TAK hanya dipicu demo “Indonesia Gelap” para mahasiswa, tensi politik nasional makin naik dengan ada instruksi DPP PDIP kepada kader yang menjabat kepala daerah, untuk “menunda” ikut retret di Akmil, Magelang pada 21-28 Februari 2025, Kamis (20/2/2025) malam. Tuduhan ada kriminalisasi hukum melalui KPK terhadap Hasto Kristiyanto selaku Sekjen PDIP, jadi landasan instruksi “pembangkangan” dalam surat yang diteken Ketua Umum Megawati Soekarnoputri itu. Mudah dibaca instruksi itu merupakan tantangan terbuka PDIP, khususnya Mega, terhadap kendali dan legitimasi Presiden Prabowo Subianto.

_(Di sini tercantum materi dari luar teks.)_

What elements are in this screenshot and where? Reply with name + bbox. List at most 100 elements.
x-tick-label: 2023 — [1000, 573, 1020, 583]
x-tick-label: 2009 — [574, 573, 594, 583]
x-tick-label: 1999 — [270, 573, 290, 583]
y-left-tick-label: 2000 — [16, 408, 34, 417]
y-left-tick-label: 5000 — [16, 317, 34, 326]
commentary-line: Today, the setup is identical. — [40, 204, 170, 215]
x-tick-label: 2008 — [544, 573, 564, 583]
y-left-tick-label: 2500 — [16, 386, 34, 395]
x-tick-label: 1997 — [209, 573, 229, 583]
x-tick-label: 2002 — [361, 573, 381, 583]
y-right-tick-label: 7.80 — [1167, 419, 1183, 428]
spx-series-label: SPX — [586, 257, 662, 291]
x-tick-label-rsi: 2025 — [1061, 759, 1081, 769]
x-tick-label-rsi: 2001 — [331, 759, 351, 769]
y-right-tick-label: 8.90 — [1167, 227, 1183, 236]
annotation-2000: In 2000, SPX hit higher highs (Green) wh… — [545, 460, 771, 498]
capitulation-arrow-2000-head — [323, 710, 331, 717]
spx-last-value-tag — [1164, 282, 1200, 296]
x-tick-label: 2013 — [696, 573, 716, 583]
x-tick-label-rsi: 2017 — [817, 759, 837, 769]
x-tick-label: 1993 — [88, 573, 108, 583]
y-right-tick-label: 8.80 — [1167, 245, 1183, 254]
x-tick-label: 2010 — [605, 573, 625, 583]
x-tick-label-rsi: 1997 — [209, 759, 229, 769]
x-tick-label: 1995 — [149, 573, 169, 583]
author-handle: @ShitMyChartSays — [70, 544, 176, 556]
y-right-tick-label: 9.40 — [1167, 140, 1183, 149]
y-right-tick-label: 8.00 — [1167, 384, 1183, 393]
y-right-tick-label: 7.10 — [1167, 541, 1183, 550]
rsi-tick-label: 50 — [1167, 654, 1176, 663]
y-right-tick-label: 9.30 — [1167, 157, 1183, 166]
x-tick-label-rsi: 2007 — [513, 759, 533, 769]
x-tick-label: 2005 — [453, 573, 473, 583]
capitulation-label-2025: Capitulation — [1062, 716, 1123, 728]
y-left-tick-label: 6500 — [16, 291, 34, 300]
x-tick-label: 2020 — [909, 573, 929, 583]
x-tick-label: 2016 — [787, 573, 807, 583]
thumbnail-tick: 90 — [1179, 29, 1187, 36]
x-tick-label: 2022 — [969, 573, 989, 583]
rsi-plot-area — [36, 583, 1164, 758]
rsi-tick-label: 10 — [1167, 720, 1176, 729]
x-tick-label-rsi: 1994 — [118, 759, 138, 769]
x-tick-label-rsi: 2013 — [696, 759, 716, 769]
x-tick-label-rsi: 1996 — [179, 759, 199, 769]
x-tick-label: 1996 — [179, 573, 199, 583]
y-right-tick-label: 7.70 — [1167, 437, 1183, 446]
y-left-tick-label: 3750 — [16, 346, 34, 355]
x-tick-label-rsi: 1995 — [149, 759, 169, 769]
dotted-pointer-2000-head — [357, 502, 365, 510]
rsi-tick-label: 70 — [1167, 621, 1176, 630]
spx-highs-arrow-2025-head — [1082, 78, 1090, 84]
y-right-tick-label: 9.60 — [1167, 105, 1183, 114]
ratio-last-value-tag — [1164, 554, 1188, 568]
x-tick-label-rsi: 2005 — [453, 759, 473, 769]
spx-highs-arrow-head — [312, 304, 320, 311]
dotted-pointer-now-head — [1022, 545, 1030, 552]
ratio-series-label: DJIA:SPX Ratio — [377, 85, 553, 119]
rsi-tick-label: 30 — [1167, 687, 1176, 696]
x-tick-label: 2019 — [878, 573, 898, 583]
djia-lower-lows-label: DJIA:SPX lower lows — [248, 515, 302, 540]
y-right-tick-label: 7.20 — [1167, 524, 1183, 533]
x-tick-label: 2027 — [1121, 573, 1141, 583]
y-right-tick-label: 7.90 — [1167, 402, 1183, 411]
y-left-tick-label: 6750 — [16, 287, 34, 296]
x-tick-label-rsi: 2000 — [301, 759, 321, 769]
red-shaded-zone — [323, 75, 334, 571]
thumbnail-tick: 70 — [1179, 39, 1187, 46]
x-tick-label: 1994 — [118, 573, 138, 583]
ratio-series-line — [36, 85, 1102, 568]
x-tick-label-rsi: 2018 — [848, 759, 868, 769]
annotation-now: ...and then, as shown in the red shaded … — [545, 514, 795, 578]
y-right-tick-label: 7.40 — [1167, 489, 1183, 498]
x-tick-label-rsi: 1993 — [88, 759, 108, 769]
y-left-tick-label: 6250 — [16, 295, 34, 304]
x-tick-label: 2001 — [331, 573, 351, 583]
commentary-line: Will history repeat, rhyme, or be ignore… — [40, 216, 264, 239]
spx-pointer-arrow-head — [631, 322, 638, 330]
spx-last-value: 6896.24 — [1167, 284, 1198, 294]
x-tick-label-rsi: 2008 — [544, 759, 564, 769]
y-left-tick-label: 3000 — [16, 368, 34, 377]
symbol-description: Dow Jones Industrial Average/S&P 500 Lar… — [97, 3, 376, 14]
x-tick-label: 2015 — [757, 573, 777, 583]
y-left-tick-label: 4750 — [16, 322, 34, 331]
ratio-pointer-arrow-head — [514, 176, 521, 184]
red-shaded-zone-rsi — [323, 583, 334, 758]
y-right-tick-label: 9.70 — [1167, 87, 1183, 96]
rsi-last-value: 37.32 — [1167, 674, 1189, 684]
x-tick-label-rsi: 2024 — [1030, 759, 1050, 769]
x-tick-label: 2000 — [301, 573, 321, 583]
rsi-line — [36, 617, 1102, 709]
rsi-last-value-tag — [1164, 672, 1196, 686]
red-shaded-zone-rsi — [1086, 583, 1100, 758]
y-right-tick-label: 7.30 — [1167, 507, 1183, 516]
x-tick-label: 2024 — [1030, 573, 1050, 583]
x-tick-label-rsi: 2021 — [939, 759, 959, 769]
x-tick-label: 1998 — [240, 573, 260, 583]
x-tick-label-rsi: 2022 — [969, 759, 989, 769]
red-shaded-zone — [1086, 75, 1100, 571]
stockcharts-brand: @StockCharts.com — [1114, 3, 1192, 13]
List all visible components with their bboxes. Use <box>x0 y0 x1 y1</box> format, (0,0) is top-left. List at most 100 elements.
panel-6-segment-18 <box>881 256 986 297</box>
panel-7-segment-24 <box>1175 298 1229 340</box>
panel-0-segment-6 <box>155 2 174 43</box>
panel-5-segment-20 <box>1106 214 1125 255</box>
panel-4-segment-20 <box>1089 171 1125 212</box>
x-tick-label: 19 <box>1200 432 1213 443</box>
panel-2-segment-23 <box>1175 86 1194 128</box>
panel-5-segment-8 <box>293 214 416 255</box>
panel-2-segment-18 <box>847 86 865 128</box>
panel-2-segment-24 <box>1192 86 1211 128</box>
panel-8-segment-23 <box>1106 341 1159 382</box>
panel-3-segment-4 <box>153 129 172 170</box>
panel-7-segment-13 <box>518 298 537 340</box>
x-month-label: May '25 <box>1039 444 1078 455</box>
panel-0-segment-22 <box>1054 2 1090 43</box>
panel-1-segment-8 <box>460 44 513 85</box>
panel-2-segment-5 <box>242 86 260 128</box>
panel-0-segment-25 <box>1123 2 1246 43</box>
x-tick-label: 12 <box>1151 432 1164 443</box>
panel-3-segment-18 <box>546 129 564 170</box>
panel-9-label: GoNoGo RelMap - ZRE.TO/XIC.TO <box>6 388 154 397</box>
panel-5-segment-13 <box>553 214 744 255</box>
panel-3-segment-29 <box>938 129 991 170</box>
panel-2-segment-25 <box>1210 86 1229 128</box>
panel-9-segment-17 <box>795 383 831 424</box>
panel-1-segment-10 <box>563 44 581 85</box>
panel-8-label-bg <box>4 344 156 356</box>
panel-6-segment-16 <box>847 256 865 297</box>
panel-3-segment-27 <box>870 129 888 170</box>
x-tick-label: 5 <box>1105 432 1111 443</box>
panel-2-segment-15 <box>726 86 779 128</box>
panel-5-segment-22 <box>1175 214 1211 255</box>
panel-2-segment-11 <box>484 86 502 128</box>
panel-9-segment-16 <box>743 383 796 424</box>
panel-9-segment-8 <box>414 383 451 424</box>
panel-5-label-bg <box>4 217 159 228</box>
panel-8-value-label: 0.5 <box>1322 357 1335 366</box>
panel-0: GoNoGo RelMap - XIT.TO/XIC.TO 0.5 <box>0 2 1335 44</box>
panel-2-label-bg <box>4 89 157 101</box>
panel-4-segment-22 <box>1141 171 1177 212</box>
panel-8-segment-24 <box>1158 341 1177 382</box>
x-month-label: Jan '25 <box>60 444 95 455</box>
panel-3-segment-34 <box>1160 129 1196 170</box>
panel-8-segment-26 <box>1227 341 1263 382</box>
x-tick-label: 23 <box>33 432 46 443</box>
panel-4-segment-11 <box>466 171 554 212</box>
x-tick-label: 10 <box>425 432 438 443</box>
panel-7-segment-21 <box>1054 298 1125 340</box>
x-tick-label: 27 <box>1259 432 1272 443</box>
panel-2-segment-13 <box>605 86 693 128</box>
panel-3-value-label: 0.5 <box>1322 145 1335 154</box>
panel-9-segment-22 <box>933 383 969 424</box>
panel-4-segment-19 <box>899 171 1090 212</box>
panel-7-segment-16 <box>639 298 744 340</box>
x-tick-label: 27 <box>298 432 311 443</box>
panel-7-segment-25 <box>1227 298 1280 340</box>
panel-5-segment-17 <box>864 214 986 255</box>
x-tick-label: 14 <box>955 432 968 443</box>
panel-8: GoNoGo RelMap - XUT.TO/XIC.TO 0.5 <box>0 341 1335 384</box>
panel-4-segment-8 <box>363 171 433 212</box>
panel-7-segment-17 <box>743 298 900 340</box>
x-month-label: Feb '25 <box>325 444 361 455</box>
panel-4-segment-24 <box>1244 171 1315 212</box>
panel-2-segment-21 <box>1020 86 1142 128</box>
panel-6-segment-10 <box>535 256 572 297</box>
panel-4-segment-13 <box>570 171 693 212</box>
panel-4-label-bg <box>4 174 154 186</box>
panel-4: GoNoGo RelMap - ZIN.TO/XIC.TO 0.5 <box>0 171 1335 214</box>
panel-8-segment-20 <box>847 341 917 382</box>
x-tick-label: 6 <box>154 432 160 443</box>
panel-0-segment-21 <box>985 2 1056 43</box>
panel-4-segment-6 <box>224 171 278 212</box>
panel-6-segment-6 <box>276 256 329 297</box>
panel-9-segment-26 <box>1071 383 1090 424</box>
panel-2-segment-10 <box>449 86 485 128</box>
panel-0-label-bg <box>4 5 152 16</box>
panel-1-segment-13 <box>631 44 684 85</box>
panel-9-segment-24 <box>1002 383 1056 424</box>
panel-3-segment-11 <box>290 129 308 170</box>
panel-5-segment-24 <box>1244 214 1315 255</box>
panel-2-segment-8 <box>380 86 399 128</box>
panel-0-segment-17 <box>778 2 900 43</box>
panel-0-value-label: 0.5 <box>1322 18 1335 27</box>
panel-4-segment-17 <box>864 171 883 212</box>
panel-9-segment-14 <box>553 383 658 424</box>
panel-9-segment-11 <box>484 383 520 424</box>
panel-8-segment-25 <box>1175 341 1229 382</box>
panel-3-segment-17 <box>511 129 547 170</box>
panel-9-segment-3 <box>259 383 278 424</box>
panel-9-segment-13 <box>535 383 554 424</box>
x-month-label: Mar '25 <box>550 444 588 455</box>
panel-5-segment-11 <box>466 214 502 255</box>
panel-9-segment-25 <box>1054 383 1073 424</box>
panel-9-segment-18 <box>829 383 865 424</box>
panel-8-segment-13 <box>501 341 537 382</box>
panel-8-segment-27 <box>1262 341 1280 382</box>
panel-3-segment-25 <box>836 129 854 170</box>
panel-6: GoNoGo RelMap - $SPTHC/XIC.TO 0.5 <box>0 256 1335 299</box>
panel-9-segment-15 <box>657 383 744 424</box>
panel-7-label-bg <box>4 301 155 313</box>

Uniknya, komunikasi yang berpunggungan antara Prabowo dan Mega di ruang publik selama ini cenderung dilokalisir sebatas perang simbolik. Itu pun menggunakan pihak lain sebagai proksi, mungkin karena mereka sebenarnya saling menyimpan segan. Keduanya seakan menghindar untuk langsung menyerang ke titik mematikan. Pendek kata, lebih kepada agar di panggung depan terlihat ada dinamika politik. Namun, komunikasi di panggung belakang rasanya jauh dari kebisingan.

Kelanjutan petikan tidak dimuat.